How Electronic Effects Became Overdone in Pop Music|
by Alex Cosper (11/24/14)
The sound of Autotune could not be found on recordings prior to the late 90s. In fact, the song "Believe" by Cher was the first hit to showcase the sound of Autotune, an electronic tone correcting device that has been overused as a vocal effect. While the Cher record only used the effect sparingly, a long list of hits have used the effect entirely throughout the song. Even though these records have sold many units in the past, 2014 has been a bad year for music sales of all genres.
Autotune turned out to not be the savior of music sales, as Taylor Swift became the first artist of the year in November to sell a million units, which traditionally has been the break-even level of sales. The sound of Autotune is not only the sound of falling music sales, it's a sound that's a reminder of the oil industry. Autotune was originally invented by researchers for ExxonMobil as submarine technology for oil exploration.
The main problem with the overuse of Autotune in the new century of pop music is that it doesn't feel human. The synthetic sound is a reminder that we surround ourselves with synthetic products and that we live in a world detached from nature. Vocals that exclusively use the effect often sound robotic instead of human. That's another sign of the times as machines and robots are taking over the workforce. Almost no industry knows better than the radio industry how automation is replacing people.

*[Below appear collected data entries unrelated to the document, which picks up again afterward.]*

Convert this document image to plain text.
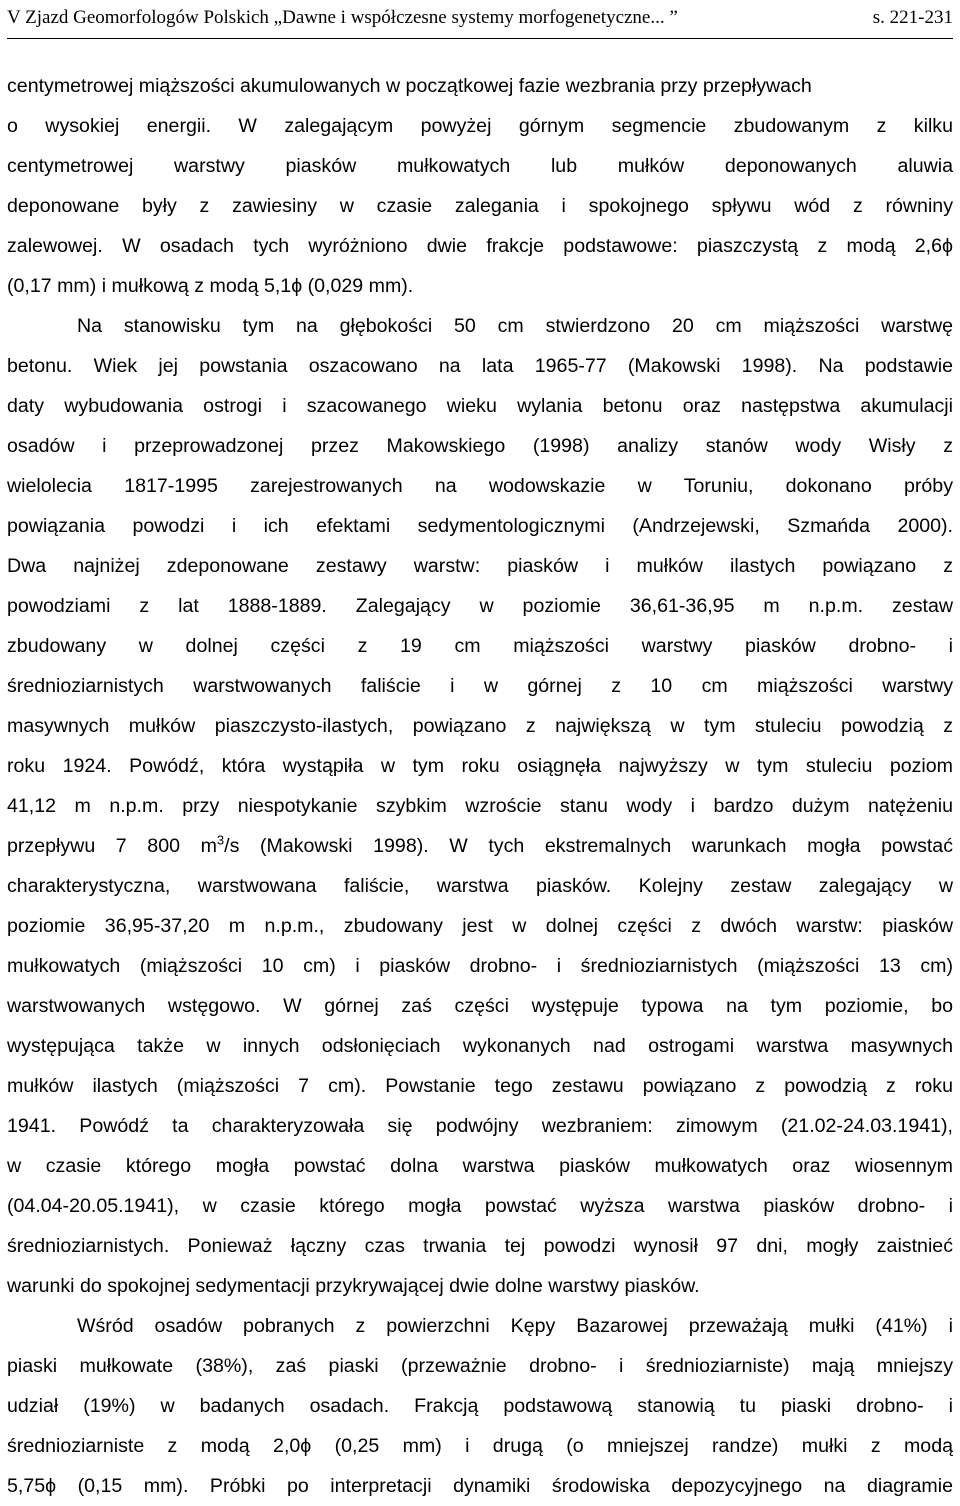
V Zjazd Geomorfologów Polskich „Dawne i współczesne systemy morfogenetyczne... ”	s. 221-231
centymetrowej miąższości akumulowanych w początkowej fazie wezbrania przy przepływach
o wysokiej energii. W zalegającym powyżej górnym segmencie zbudowanym z kilku
centymetrowej warstwy piasków mułkowatych lub mułków deponowanych aluwia
deponowane były z zawiesiny w czasie zalegania i spokojnego spływu wód z równiny
zalewowej. W osadach tych wyróżniono dwie frakcje podstawowe: piaszczystą z modą 2,6ϕ
(0,17 mm) i mułkową z modą 5,1ϕ (0,029 mm).
Na stanowisku tym na głębokości 50 cm stwierdzono 20 cm miąższości warstwę
betonu. Wiek jej powstania oszacowano na lata 1965-77 (Makowski 1998). Na podstawie
daty wybudowania ostrogi i szacowanego wieku wylania betonu oraz następstwa akumulacji
osadów i przeprowadzonej przez Makowskiego (1998) analizy stanów wody Wisły z
wielolecia 1817-1995 zarejestrowanych na wodowskazie w Toruniu, dokonano próby
powiązania powodzi i ich efektami sedymentologicznymi (Andrzejewski, Szmańda 2000).
Dwa najniżej zdeponowane zestawy warstw: piasków i mułków ilastych powiązano z
powodziami z lat 1888-1889. Zalegający w poziomie 36,61-36,95 m n.p.m. zestaw
zbudowany w dolnej części z 19 cm miąższości warstwy piasków drobno- i
średnioziarnistych warstwowanych faliście i w górnej z 10 cm miąższości warstwy
masywnych mułków piaszczysto-ilastych, powiązano z największą w tym stuleciu powodzią z
roku 1924. Powódź, która wystąpiła w tym roku osiągnęła najwyższy w tym stuleciu poziom
41,12 m n.p.m. przy niespotykanie szybkim wzroście stanu wody i bardzo dużym natężeniu
przepływu 7 800 $m^3/s$ (Makowski 1998). W tych ekstremalnych warunkach mogła powstać
charakterystyczna, warstwowana faliście, warstwa piasków. Kolejny zestaw zalegający w
poziomie 36,95-37,20 m n.p.m., zbudowany jest w dolnej części z dwóch warstw: piasków
mułkowatych (miąższości 10 cm) i piasków drobno- i średnioziarnistych (miąższości 13 cm)
warstwowanych wstęgowo. W górnej zaś części występuje typowa na tym poziomie, bo
występująca także w innych odsłonięciach wykonanych nad ostrogami warstwa masywnych
mułków ilastych (miąższości 7 cm). Powstanie tego zestawu powiązano z powodzią z roku
1941. Powódź ta charakteryzowała się podwójny wezbraniem: zimowym (21.02-24.03.1941),
w czasie którego mogła powstać dolna warstwa piasków mułkowatych oraz wiosennym
(04.04-20.05.1941), w czasie którego mogła powstać wyższa warstwa piasków drobno- i
średnioziarnistych. Ponieważ łączny czas trwania tej powodzi wynosił 97 dni, mogły zaistnieć
warunki do spokojnej sedymentacji przykrywającej dwie dolne warstwy piasków.
Wśród osadów pobranych z powierzchni Kępy Bazarowej przeważają mułki (41%) i
piaski mułkowate (38%), zaś piaski (przeważnie drobno- i średnioziarniste) mają mniejszy
udział (19%) w badanych osadach. Frakcją podstawową stanowią tu piaski drobno- i
średnioziarniste z modą 2,0ϕ (0,25 mm) i drugą (o mniejszej randze) mułki z modą
5,75ϕ (0,15 mm). Próbki po interpretacji dynamiki środowiska depozycyjnego na diagramie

When too many robotic songs are played back to back it starts to create a world counter to the real world. Many people have been asking "what's happened to music?" The answer is that it has lost its soul through too much electronic layering. Some audophiles argue that today's music uses too much compression, which may be true. But the main problem seems to be the content, which has become a set of old formulas. When an electronic effect that's supposed to sound futuristic becomes so overused to the point it sounds like an old formula, it's time to look for a new electronic effect.
At one time listeners of pop music were generally not conscious of studio effects. But now even pop fans know the term Autotune and what it means. To many people it means a sound designed to obscure the lack of vocal skill of a beginner or someone who sings offkey. The software is designed to correct sour notes. But when the effect becomes the entire vocal track, it creates the awareness that the authentic voice is being disguised.
The fact that there are still big sales for artists such as Foo Fighters and Pink Floyd without resorting to underwater vocal effects, shows that there's no reason to include the effect just to sound modern. So for indie artists who are actually basing their arrangements on what happens in the pop scene, it's a good idea to use vocal effects sparingly or with an artistic intent to stand out.